В «Поэме без героя» есть строфа, тревожащая уже не одно поколение комментаторов своей фактологической несообразностью, относящаяся к биографии заявленной героини первой части Триптиха, актрисе и художнице Ольге Афанасьевне Глебовой—Судейкиной, корни которой уходят в Ярославщину, куда, по свидетельству Артура Лурье, Ольга Афанасьевна и Сергей Юрьевич Судейкин не раз ездили (к ее деду), и «гордость русского модернизма» художник Су—дейкин с восторгом рассказывал об этих поездках.
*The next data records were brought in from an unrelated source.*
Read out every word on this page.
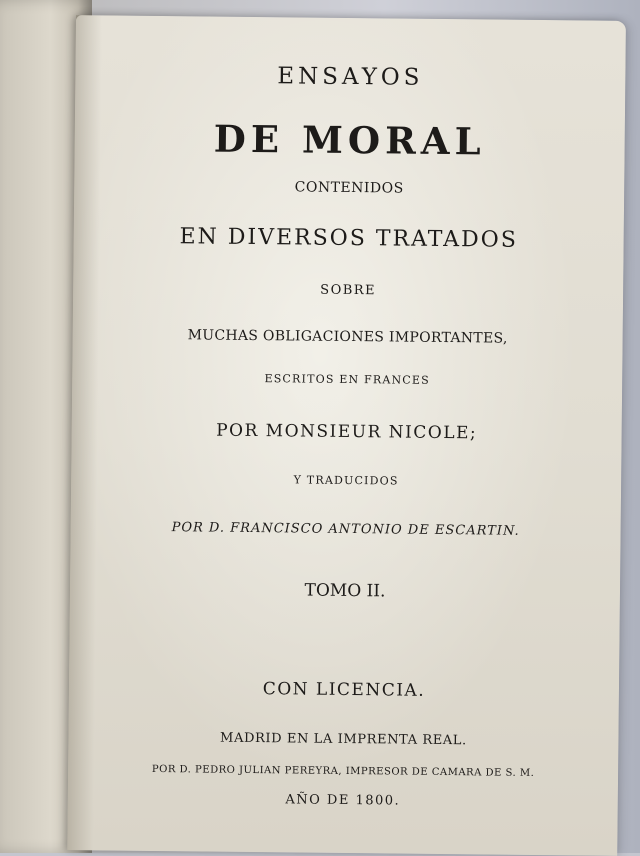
ENSAYOS
DE MORAL
CONTENIDOS
EN DIVERSOS TRATADOS
SOBRE
MUCHAS OBLIGACIONES IMPORTANTES,
ESCRITOS EN FRANCES
POR MONSIEUR NICOLE;
Y TRADUCIDOS
POR D. FRANCISCO ANTONIO DE ESCARTIN.
TOMO II.
CON LICENCIA.
MADRID EN LA IMPRENTA REAL.
POR D. PEDRO JULIAN PEREYRA, IMPRESOR DE CAMARA DE S. M.
AÑO DE 1800.
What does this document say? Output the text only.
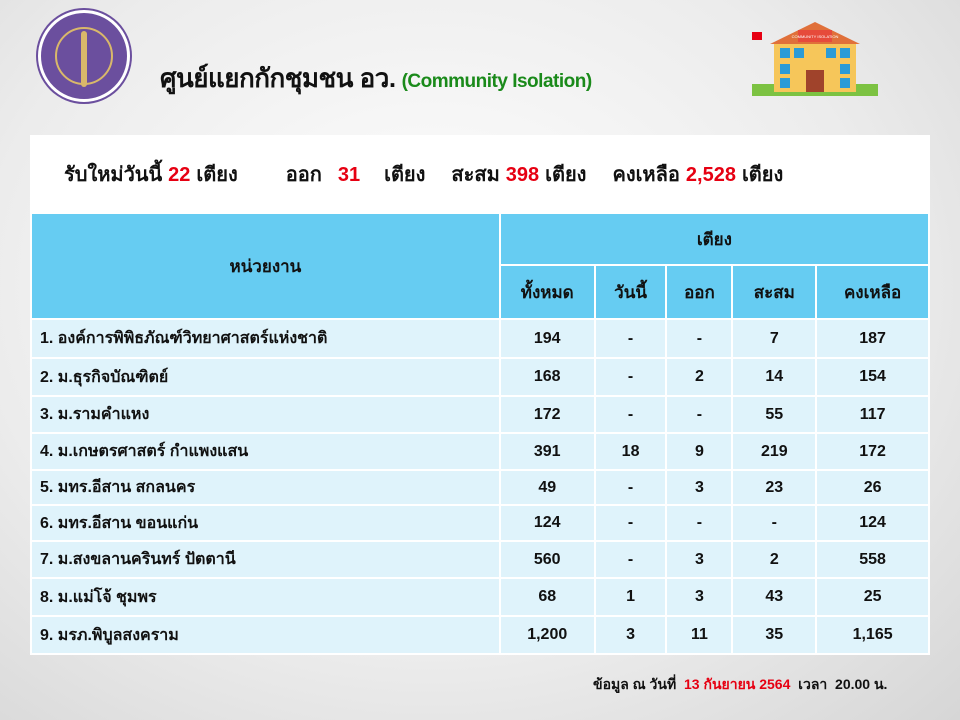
ศูนย์แยกกักชุมชน อว. (Community Isolation)
COMMUNITY ISOLATION
รับใหม่วันนี้ 22 เตียง ออก 31 เตียง สะสม 398 เตียง คงเหลือ 2,528 เตียง
หน่วยงาน	เตียง				
	ทั้งหมด	วันนี้	ออก	สะสม	คงเหลือ
1. องค์การพิพิธภัณฑ์วิทยาศาสตร์แห่งชาติ	194	-	-	7	187
2. ม.ธุรกิจบัณฑิตย์	168	-	2	14	154
3. ม.รามคำแหง	172	-	-	55	117
4. ม.เกษตรศาสตร์ กำแพงแสน	391	18	9	219	172
5. มทร.อีสาน สกลนคร	49	-	3	23	26
6. มทร.อีสาน ขอนแก่น	124	-	-	-	124
7. ม.สงขลานครินทร์ ปัตตานี	560	-	3	2	558
8. ม.แม่โจ้ ชุมพร	68	1	3	43	25
9. มรภ.พิบูลสงคราม	1,200	3	11	35	1,165
ข้อมูล ณ วันที่ 13 กันยายน 2564 เวลา 20.00 น.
Описывая спальню или будуар «петербургской куклы, актерки», Ахматова награждает ее конкретными и всем памятными реалиями:
Дом пестрей комедьянтской фуры,
Облупившиеся амуры
Охраняют Венерин алтарь.
Певчих птиц не сажала в клетку,
Спальню ты убрала, как беседку,
Деревенскую девку—соседку
Не узнает веселый скобарь.
В мистифицированных «редакторских» примечаниях к строфе указано: «Скобарь – обидное прозвище псковичей», что полностью соответствует всем справочникам.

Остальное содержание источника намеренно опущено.